Conhecido por levar milhares de fiéis as suas celebrações, o padre Luiz Augusto Ferreira, responsável pela Igreja Santa Teresinha do Menino Jesus, em Aparecida de Goiânia, está no quadro de servidores ativos da Assembleia Legislativa. Ele recebe pelo cargo de analista legislativo R$ 11,8 mil de salário bruto. De acordo com servidores da Assembleia, padre Luiz Augusto não cumpre expediente na Casa há pelo menos 20 anos.
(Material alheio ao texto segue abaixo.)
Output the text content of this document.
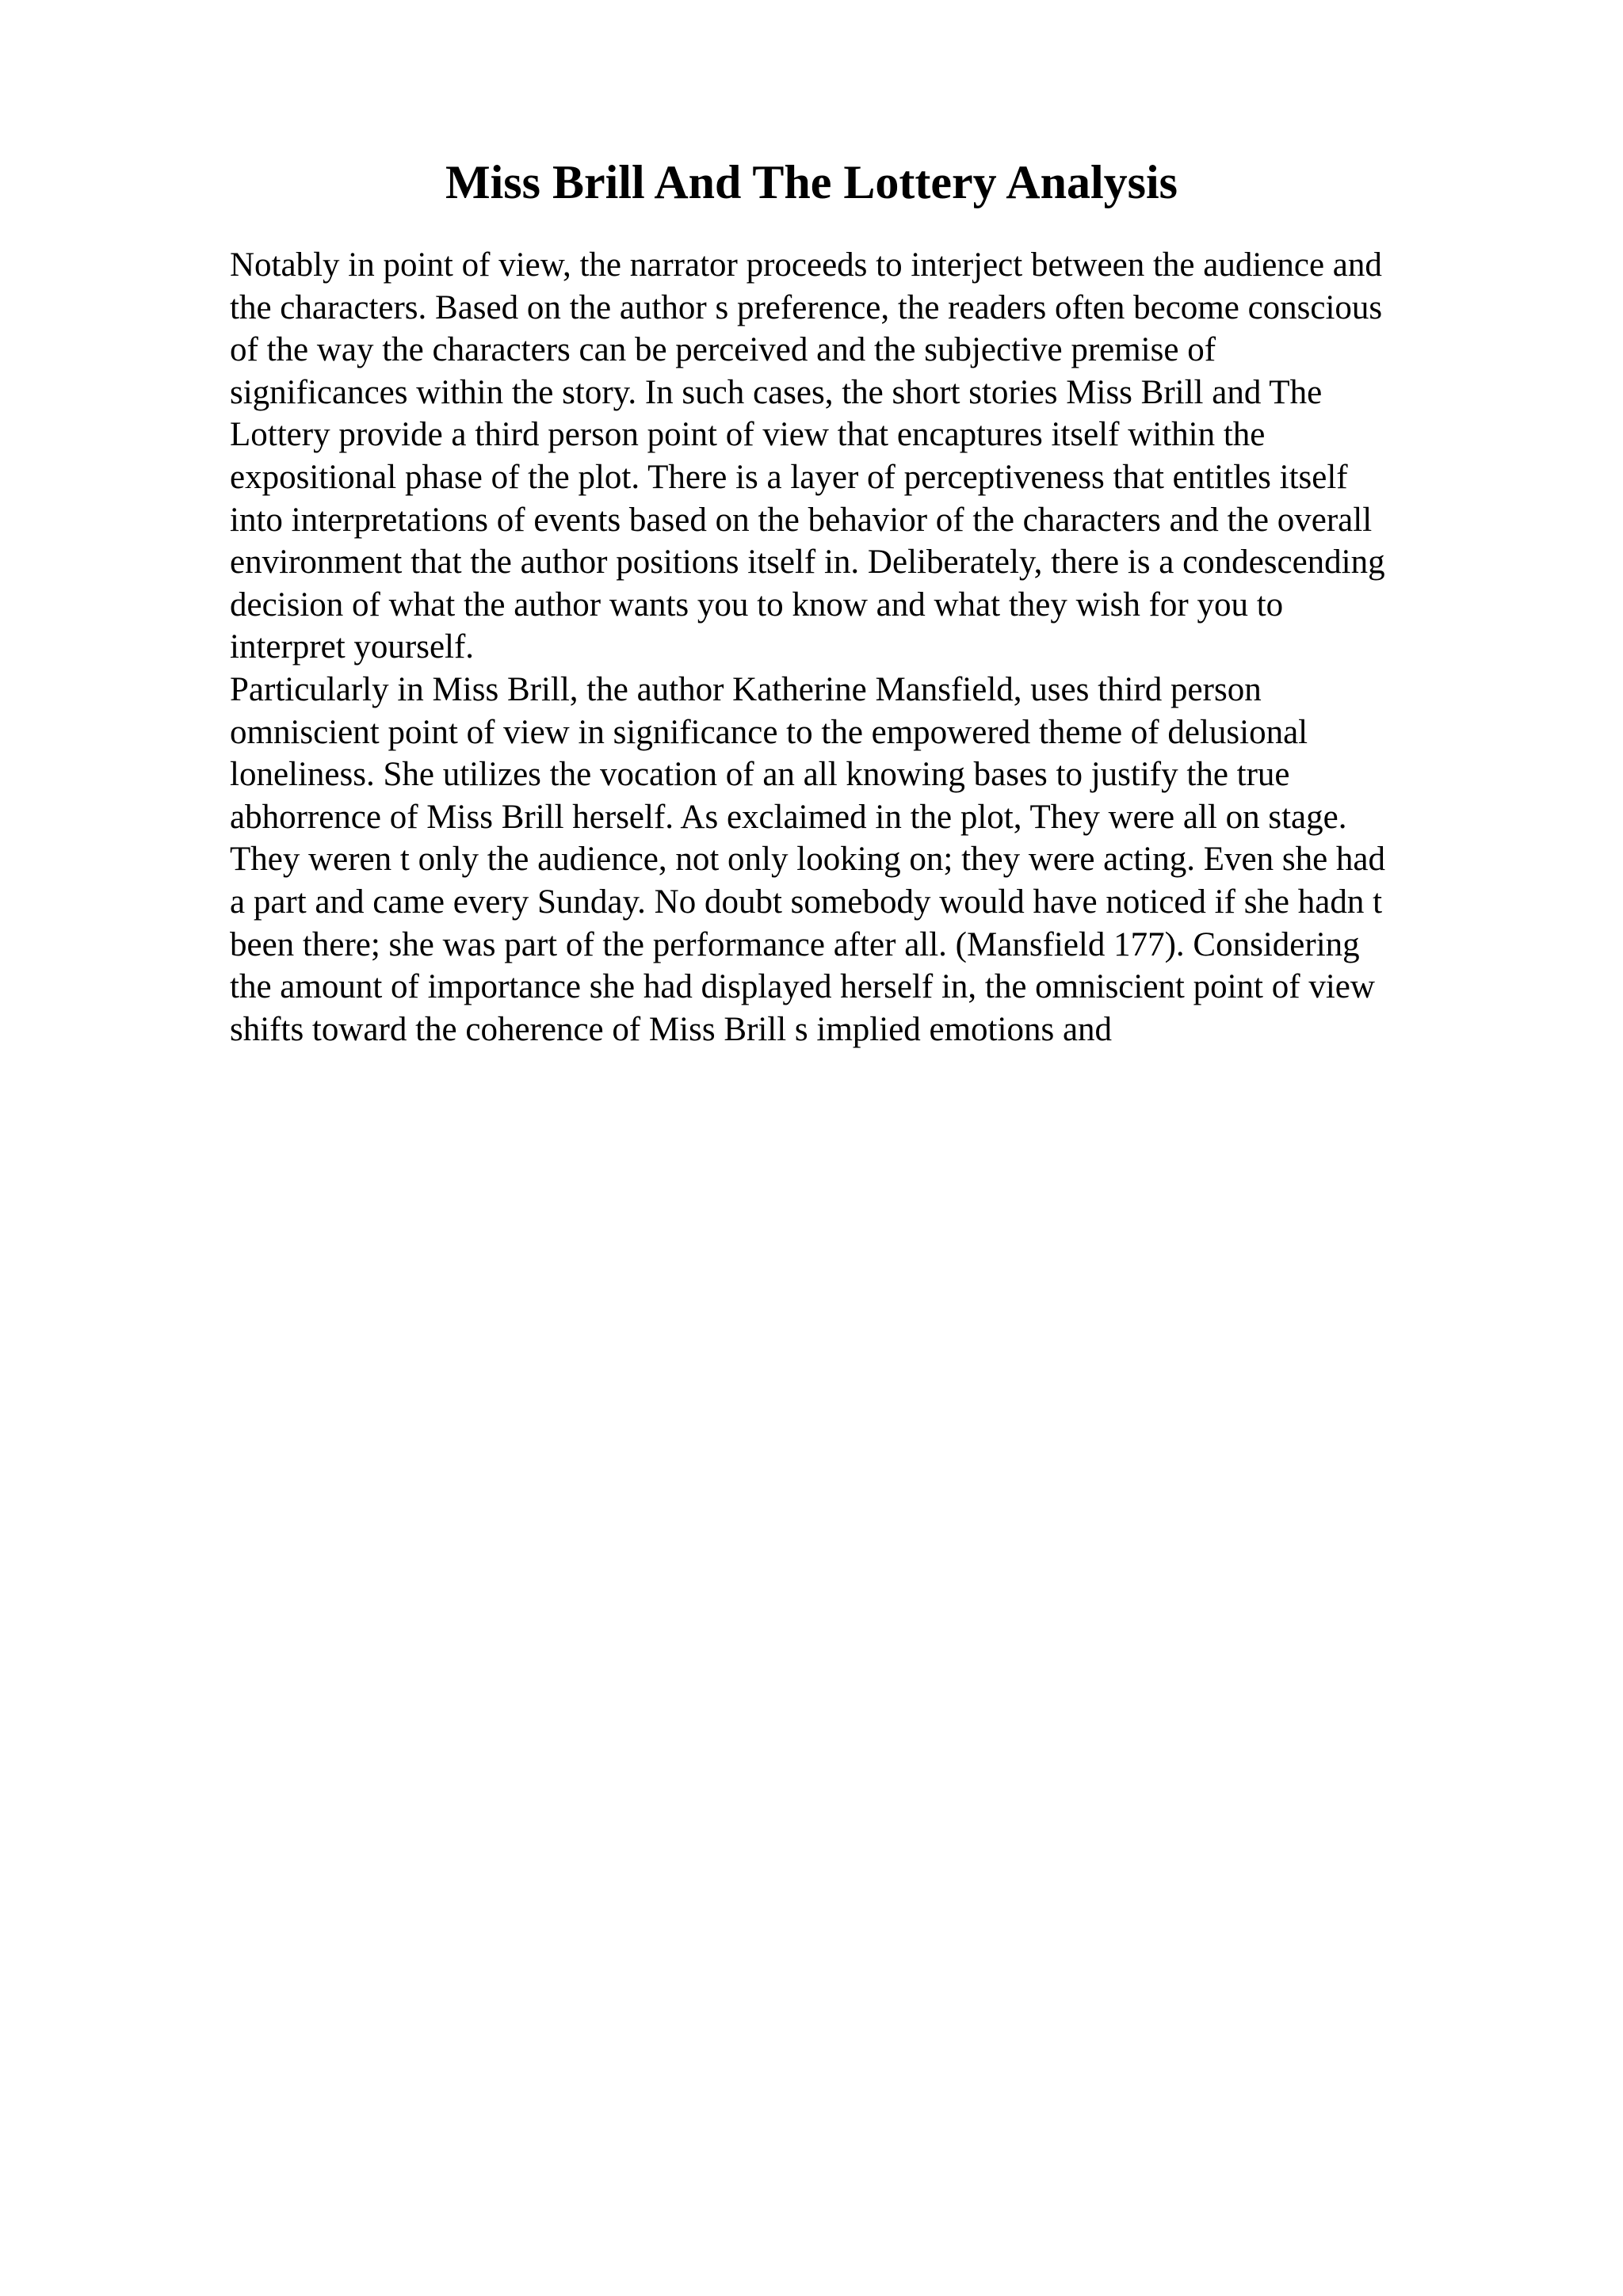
Miss Brill And The Lottery Analysis
Notably in point of view, the narrator proceeds to interject between the audience and
the characters. Based on the author s preference, the readers often become conscious
of the way the characters can be perceived and the subjective premise of
significances within the story. In such cases, the short stories Miss Brill and The
Lottery provide a third person point of view that encaptures itself within the
expositional phase of the plot. There is a layer of perceptiveness that entitles itself
into interpretations of events based on the behavior of the characters and the overall
environment that the author positions itself in. Deliberately, there is a condescending
decision of what the author wants you to know and what they wish for you to
interpret yourself.
Particularly in Miss Brill, the author Katherine Mansfield, uses third person
omniscient point of view in significance to the empowered theme of delusional
loneliness. She utilizes the vocation of an all knowing bases to justify the true
abhorrence of Miss Brill herself. As exclaimed in the plot, They were all on stage.
They weren t only the audience, not only looking on; they were acting. Even she had
a part and came every Sunday. No doubt somebody would have noticed if she hadn t
been there; she was part of the performance after all. (Mansfield 177). Considering
the amount of importance she had displayed herself in, the omniscient point of view
shifts toward the coherence of Miss Brill s implied emotions and
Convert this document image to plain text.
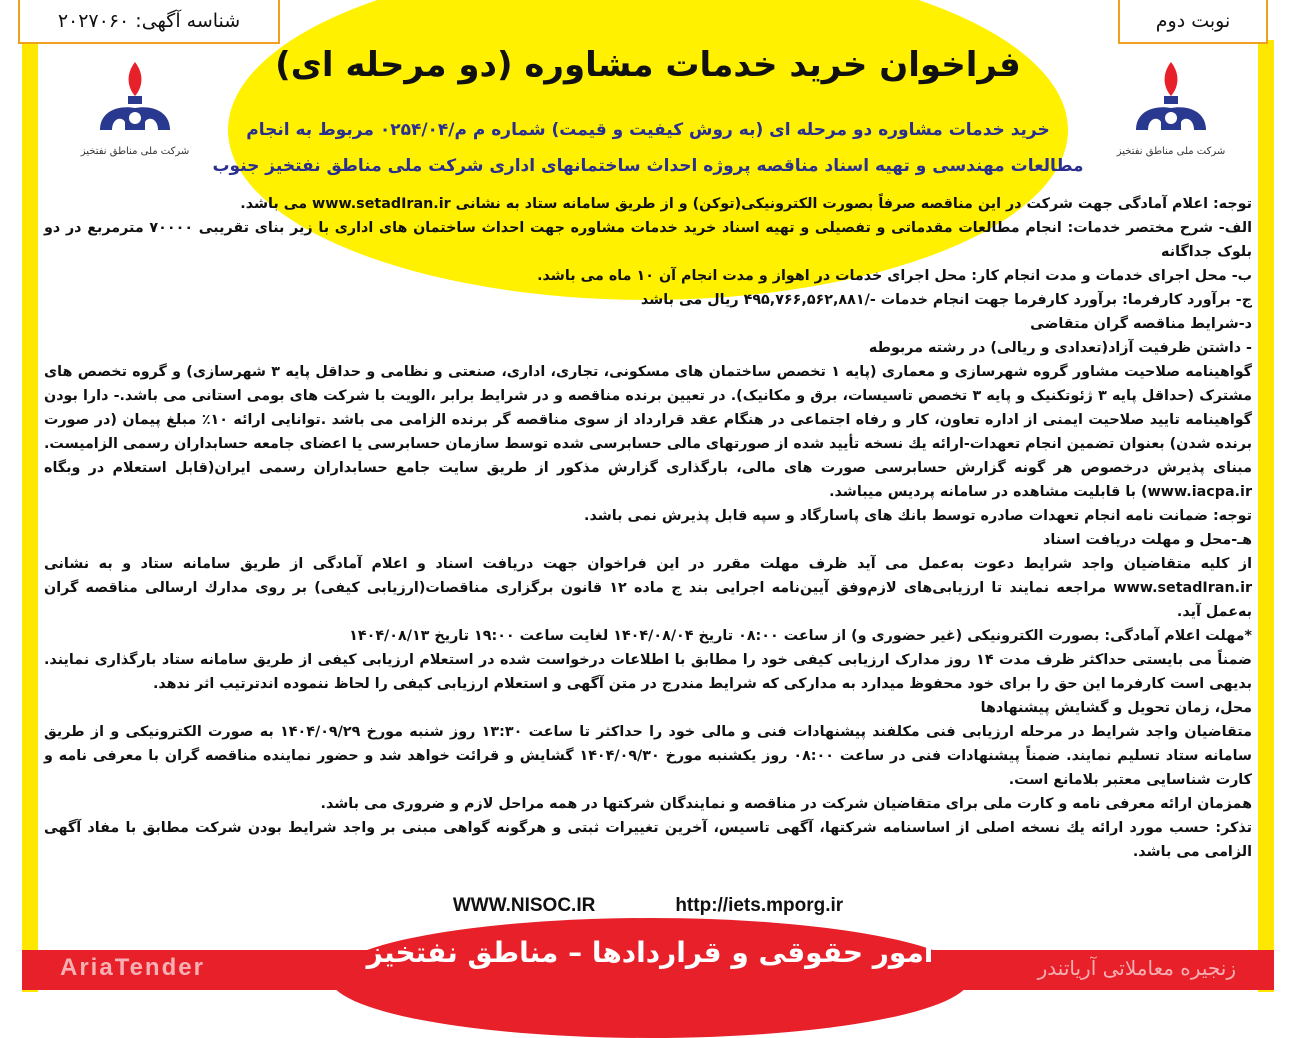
نوبت دوم
شناسه آگهی: ۲۰۲۷۰۶۰
شرکت ملی مناطق نفتخیز
شرکت ملی مناطق نفتخیز
فراخوان خرید خدمات مشاوره (دو مرحله ای)
خرید خدمات مشاوره دو مرحله ای (به روش کیفیت و قیمت) شماره م م/۰۲۵۴/۰۴ مربوط به انجام
مطالعات مهندسی و تهیه اسناد مناقصه پروژه احداث ساختمانهای اداری شرکت ملی مناطق نفتخیز جنوب

توجه: اعلام آمادگی جهت شرکت در این مناقصه صرفاً بصورت الکترونیکی(توکن) و از طریق سامانه ستاد به نشانی www.setadIran.ir می باشد.

الف- شرح مختصر خدمات: انجام مطالعات مقدماتی و تفصیلی و تهیه اسناد خرید خدمات مشاوره جهت احداث ساختمان های اداری با زیر بنای تقریبی ۷۰۰۰۰ مترمربع در دو بلوک جداگانه

ب- محل اجرای خدمات و مدت انجام کار: محل اجرای خدمات در اهواز و مدت انجام آن ۱۰ ماه می باشد.

ج- برآورد کارفرما: برآورد کارفرما جهت انجام خدمات -/۴۹۵,۷۶۶,۵۶۲,۸۸۱ ریال می باشد

د-شرایط مناقصه گران متقاضی

- داشتن ظرفیت آزاد(تعدادی و ریالی) در رشته مربوطه

گواهینامه صلاحیت مشاور گروه شهرسازی و معماری (پایه ۱ تخصص ساختمان های مسکونی، تجاری، اداری، صنعتی و نظامی و حداقل پایه ۳ شهرسازی) و گروه تخصص های مشترک (حداقل پایه ۳ ژئوتکنیک و پایه ۳ تخصص تاسیسات، برق و مکانیک). در تعیین برنده مناقصه و در شرایط برابر ،الویت با شرکت های بومی استانی می باشد.- دارا بودن گواهینامه تایید صلاحیت ایمنی از اداره تعاون، کار و رفاه اجتماعی در هنگام عقد قرارداد از سوی مناقصه گر برنده الزامی می باشد .توانایی ارائه ۱۰٪ مبلغ پیمان (در صورت برنده شدن) بعنوان تضمین انجام تعهدات-ارائه یك نسخه تأیید شده از صورتهای مالی حسابرسی شده توسط سازمان حسابرسی یا اعضای جامعه حسابداران رسمی الزامیست. مبنای پذیرش درخصوص هر گونه گزارش حسابرسی صورت های مالی، بارگذاری گزارش مذکور از طریق سایت جامع حسابداران رسمی ایران(قابل استعلام در وبگاه www.iacpa.ir) با قابلیت مشاهده در سامانه پردیس میباشد.

توجه: ضمانت نامه انجام تعهدات صادره توسط بانك های پاسارگاد و سپه قابل پذیرش نمی باشد.

هـ-محل و مهلت دریافت اسناد

از کلیه متقاضیان واجد شرایط دعوت به‌عمل می آید ظرف مهلت مقرر در این فراخوان جهت دریافت اسناد و اعلام آمادگی از طریق سامانه ستاد و به نشانی www.setadIran.ir مراجعه نمایند تا ارزیابی‌های لازم‌وفق آیین‌نامه اجرایی بند ج ماده ۱۲ قانون برگزاری مناقصات(ارزیابی کیفی) بر روی مدارك ارسالی مناقصه گران به‌عمل آید.

*مهلت اعلام آمادگی: بصورت الکترونیکی (غیر حضوری و) از ساعت ۰۸:۰۰ تاریخ ۱۴۰۴/۰۸/۰۴ لغایت ساعت ۱۹:۰۰ تاریخ ۱۴۰۴/۰۸/۱۳

ضمناً می بایستی حداکثر ظرف مدت ۱۴ روز مدارک ارزیابی کیفی خود را مطابق با اطلاعات درخواست شده در استعلام ارزیابی کیفی از طریق سامانه ستاد بارگذاری نمایند. بدیهی است کارفرما این حق را برای خود محفوظ میدارد به مدارکی که شرایط مندرج در متن آگهی و استعلام ارزیابی کیفی را لحاظ ننموده اندترتیب اثر ندهد.

محل، زمان تحویل و گشایش پیشنهادها

متقاضیان واجد شرایط در مرحله ارزیابی فنی مکلفند پیشنهادات فنی و مالی خود را حداکثر تا ساعت ۱۳:۳۰ روز شنبه مورخ ۱۴۰۴/۰۹/۲۹ به صورت الکترونیکی و از طریق سامانه ستاد تسلیم نمایند. ضمناً پیشنهادات فنی در ساعت ۰۸:۰۰ روز یکشنبه مورخ ۱۴۰۴/۰۹/۳۰ گشایش و قرائت خواهد شد و حضور نماینده مناقصه گران با معرفی نامه و کارت شناسایی معتبر بلامانع است.

همزمان ارائه معرفی نامه و کارت ملی برای متقاضیان شرکت در مناقصه و نمایندگان شرکتها در همه مراحل لازم و ضروری می باشد.

تذکر: حسب مورد ارائه یك نسخه اصلی از اساسنامه شرکتها، آگهی تاسیس، آخرین تغییرات ثبتی و هرگونه گواهی مبنی بر واجد شرایط بودن شرکت مطابق با مفاد آگهی الزامی می باشد.

WWW.NISOC.IR	http://iets.mporg.ir
امور حقوقی و قراردادها – مناطق نفتخیز
AriaTender	زنجیره معاملاتی آریاتندر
A Diretoria-Geral (DG) informou que Luiz Augusto está lotado na Diretoria Parlamentar e que usufrui de licença-prêmio até 4 de maio. Não há informações sobre o histórico do servidor, segundo a DG. O presidente da Assembleia, Hélio de Sousa (DEM), através de sua assessoria, informou que a sua gestão não vai responder pela administração anterior.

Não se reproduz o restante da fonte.